"Départ de F & D, pour la rentrée de Morges.
Il me paraît étonnement normal de rester
dans le Sud en vacances, et je comprends qu’il me semblait durant toutes ces
années anormal de rentrer pour
retravailler, mais une fois les visiteurs partis sur la longue route du retour,
que je connais si bien, tout de même une petite pointe étonnante de regret de
n’être pas parti avec les amis. « Ma place est auprès de mes
camarades ». Cette phrase m’a hanté durant quelques minutes, puis s’en est
allée dans le lâche soulagement de n’avoir pas d’obligation en Suisse avant la
semaine prochaine. Les « camarades », le mot fait penser à la
chambrée des soldats ou au vestiaire de l’équipe, plus qu’à la salle des
maîtres. Et pourtant je me suis senti solidaire,
un instant, de cet immense effort institutionnel collectif d’éducation, et surtout de ses
acteurs.

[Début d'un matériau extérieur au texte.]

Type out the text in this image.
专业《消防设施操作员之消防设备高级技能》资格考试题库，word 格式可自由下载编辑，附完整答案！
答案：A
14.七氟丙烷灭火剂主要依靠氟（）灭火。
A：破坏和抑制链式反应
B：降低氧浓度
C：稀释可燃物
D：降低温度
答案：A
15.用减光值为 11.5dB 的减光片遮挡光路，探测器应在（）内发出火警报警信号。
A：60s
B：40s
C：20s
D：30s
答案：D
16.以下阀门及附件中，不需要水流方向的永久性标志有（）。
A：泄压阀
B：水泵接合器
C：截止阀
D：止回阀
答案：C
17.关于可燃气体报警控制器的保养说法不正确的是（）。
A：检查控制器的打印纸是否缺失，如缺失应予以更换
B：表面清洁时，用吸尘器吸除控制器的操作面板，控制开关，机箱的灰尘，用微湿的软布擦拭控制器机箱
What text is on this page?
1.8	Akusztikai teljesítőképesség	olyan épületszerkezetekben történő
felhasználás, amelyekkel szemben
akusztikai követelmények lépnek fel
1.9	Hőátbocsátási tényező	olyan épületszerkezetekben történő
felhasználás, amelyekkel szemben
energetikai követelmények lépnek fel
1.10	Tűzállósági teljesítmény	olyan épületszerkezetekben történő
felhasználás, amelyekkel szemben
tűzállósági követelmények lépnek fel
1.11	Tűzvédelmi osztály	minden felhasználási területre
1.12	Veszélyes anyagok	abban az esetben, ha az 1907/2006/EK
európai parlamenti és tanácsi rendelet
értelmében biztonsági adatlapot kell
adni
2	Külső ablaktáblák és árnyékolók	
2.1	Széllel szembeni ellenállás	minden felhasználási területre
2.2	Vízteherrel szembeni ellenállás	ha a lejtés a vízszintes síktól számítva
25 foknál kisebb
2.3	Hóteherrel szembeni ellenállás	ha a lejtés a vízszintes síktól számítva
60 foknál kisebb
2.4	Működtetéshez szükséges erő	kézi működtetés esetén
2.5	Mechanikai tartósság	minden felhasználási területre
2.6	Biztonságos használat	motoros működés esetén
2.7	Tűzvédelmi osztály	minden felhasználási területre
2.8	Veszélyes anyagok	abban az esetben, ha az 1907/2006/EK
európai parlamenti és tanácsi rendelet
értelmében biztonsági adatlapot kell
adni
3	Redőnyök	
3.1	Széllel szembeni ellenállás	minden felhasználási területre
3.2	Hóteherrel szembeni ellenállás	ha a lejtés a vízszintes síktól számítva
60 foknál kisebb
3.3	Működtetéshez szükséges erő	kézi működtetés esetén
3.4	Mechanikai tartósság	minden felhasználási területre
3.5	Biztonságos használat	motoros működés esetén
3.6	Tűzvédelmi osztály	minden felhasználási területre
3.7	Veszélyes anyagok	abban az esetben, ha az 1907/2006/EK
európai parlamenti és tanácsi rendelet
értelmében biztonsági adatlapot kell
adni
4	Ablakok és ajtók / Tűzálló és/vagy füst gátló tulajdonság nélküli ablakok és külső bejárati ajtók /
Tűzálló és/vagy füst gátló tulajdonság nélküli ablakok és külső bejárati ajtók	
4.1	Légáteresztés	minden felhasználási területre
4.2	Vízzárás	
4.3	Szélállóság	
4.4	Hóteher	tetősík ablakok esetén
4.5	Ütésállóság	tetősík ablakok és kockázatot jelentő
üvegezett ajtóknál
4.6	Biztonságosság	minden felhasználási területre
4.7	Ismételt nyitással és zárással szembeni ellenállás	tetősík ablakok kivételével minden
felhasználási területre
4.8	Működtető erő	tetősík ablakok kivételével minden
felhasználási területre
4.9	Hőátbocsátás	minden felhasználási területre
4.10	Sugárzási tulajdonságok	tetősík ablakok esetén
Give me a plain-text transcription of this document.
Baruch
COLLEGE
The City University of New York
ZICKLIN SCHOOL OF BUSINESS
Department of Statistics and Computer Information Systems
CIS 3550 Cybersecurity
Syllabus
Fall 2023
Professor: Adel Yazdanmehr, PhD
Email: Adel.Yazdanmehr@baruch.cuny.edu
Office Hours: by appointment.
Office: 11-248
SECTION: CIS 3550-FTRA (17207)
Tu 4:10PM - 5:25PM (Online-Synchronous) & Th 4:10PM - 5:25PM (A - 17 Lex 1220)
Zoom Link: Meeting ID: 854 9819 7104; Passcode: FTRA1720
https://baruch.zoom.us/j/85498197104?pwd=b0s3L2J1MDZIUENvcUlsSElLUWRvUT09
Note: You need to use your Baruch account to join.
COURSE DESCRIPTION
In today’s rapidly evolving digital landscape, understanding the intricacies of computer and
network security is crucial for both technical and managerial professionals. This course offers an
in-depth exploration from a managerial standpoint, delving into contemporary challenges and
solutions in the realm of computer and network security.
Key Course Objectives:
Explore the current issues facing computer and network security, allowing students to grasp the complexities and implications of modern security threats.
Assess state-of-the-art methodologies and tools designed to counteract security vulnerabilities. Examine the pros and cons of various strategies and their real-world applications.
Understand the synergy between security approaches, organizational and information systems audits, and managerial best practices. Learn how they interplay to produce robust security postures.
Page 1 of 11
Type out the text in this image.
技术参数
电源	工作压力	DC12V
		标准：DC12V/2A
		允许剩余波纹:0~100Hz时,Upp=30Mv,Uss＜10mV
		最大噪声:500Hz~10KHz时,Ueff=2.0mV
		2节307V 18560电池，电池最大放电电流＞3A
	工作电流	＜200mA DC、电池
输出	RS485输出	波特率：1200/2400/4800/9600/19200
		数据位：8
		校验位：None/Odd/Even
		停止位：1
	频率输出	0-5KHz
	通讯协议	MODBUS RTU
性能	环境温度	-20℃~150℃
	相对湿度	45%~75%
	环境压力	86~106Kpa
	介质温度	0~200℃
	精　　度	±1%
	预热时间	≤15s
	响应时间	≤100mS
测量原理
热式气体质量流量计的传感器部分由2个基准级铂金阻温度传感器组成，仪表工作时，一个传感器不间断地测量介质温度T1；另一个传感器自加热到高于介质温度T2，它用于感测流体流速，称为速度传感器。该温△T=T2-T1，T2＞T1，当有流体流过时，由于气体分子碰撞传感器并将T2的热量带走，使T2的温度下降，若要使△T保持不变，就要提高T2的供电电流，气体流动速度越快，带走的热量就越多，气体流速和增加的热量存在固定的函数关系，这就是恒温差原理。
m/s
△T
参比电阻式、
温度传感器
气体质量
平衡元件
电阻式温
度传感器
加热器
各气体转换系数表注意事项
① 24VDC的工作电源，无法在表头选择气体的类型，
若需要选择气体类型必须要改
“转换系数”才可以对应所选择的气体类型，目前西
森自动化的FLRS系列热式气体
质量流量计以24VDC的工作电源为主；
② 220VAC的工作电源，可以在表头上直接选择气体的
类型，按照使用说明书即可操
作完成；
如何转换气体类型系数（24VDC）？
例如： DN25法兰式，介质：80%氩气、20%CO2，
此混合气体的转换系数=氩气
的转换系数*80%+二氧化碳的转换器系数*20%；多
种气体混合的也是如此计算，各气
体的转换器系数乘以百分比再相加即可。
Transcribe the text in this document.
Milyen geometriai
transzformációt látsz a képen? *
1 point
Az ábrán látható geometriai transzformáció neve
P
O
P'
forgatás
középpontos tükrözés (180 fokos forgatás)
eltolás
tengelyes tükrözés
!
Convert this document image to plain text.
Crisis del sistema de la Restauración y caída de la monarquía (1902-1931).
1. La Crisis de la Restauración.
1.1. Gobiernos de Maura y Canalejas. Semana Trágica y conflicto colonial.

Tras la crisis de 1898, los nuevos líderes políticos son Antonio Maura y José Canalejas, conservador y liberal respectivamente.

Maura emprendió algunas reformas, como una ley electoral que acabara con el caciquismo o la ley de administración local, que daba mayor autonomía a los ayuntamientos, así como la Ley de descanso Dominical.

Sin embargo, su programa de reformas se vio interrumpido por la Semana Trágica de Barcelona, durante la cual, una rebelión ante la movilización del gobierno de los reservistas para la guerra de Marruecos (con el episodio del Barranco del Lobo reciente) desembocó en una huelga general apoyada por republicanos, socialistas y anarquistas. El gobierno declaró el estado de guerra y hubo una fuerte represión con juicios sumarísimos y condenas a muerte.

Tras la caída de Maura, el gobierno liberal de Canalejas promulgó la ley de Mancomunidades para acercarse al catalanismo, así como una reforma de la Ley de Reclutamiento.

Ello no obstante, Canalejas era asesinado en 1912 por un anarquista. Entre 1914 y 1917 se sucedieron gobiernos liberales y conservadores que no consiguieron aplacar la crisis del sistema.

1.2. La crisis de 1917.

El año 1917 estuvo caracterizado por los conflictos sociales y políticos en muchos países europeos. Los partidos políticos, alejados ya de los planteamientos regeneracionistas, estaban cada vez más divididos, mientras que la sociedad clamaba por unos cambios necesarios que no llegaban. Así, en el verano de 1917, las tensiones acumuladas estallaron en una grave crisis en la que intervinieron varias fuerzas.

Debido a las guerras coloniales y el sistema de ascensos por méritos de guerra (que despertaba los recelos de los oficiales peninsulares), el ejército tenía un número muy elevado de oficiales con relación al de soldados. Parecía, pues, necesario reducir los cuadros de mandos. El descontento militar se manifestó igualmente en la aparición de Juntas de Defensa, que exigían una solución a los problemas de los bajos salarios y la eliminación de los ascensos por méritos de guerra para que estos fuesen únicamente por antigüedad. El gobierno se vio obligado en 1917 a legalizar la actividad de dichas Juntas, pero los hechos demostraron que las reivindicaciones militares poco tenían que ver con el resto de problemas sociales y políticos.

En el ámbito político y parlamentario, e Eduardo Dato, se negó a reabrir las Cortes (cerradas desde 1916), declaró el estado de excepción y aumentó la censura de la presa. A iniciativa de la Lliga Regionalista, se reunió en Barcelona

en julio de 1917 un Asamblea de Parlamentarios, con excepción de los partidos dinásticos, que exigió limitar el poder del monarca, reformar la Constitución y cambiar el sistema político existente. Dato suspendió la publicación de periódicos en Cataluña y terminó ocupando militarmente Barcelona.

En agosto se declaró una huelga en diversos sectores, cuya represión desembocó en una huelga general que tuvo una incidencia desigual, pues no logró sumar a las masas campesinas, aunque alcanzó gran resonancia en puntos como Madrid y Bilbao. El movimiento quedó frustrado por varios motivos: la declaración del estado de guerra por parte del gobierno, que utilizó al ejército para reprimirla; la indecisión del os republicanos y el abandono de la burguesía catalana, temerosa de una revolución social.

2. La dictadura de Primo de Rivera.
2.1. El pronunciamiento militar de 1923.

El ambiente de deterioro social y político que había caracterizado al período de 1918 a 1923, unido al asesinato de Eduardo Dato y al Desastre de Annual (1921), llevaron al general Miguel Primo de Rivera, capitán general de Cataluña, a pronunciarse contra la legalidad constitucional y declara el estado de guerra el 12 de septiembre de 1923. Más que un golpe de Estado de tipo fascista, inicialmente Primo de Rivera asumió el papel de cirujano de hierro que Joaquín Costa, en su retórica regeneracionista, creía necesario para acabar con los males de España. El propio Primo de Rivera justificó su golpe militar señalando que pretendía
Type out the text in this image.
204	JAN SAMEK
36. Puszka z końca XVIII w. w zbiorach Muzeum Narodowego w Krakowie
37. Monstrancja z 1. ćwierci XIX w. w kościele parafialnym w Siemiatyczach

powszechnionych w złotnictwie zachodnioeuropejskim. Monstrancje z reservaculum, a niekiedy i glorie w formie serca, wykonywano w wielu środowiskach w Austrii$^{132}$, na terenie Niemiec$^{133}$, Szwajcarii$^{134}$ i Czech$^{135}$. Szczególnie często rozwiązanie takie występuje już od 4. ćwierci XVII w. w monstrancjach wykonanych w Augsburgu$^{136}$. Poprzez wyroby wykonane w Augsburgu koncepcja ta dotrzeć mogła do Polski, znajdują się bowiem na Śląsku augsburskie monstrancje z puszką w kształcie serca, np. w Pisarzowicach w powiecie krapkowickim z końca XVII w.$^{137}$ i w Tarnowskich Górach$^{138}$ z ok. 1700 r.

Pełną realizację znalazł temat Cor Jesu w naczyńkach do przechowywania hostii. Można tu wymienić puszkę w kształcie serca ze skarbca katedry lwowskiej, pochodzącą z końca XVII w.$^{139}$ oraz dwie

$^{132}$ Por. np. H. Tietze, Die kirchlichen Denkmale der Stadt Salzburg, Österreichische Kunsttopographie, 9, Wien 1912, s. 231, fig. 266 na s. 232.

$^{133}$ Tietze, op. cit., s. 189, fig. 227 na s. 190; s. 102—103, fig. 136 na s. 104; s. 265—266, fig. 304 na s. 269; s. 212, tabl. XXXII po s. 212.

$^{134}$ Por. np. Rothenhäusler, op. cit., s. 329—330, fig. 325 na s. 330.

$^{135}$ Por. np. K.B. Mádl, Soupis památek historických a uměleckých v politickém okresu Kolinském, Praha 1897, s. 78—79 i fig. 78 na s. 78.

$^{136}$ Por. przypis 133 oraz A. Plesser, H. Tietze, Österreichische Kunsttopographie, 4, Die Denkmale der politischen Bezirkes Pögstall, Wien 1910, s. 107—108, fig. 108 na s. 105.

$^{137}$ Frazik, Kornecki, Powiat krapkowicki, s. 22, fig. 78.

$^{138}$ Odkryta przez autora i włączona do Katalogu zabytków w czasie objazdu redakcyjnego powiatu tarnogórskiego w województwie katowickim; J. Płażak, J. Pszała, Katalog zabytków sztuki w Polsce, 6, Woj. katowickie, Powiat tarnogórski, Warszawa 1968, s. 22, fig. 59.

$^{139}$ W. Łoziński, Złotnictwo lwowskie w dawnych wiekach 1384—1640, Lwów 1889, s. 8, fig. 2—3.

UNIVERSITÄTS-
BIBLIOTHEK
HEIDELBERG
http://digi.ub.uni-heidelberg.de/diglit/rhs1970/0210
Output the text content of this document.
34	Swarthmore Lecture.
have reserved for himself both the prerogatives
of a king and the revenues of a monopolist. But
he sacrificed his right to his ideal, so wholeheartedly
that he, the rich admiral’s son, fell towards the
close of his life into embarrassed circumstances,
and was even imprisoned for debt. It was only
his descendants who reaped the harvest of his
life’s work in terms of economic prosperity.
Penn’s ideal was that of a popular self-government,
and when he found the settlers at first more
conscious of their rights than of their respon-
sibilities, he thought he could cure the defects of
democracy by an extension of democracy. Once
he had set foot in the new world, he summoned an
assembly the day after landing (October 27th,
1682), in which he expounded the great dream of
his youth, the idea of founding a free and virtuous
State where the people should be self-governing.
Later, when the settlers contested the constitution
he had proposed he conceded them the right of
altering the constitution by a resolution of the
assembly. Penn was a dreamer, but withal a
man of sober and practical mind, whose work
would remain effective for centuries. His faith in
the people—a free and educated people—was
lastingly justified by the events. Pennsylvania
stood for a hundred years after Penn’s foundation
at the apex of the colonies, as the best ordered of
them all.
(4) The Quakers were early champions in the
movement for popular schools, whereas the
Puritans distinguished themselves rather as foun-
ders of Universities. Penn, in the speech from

Je m’interroge sur ce sentiment ténu : après quarante ans, je ne
regrette pas l’enseignement, qui me fatiguait de plus en plus. Je ne regrette
pas l’école, qui m’a toujours demandé un grand effort d’adaptation et d’intégration.
Je ne regrette pas mes 4'000 élèves, que je porte toujours en moi, dans une
grande mémoire un peu involontaire. « Ma place est auprès de mes
camarades » désigne d’ailleurs plutôt un devoir qu’un plaisir, la solidarité avec la horde de chasseurs primitifs
sans lesquels on mourrait seul dans la nuit : mais avec toute la tendresse
que je leur voue, je dois maintenant apprendre que j’ai le droit de les
abandonner à leur destin, ne pouvant plus rien pour eux, et l’enseignement avec
eux. Ce que je devais déjà m’imposer chaque année, aux promotions, pour les élèves
qui partaient dans la vie — mon sort aujourd’hui. Et pourtant, j’ai vu aujourd’hui
les rails commencer à diverger sous mes pieds, à l’aiguillage, et j’ai laissé
partir l’autre train, pour suivre ma propre voie."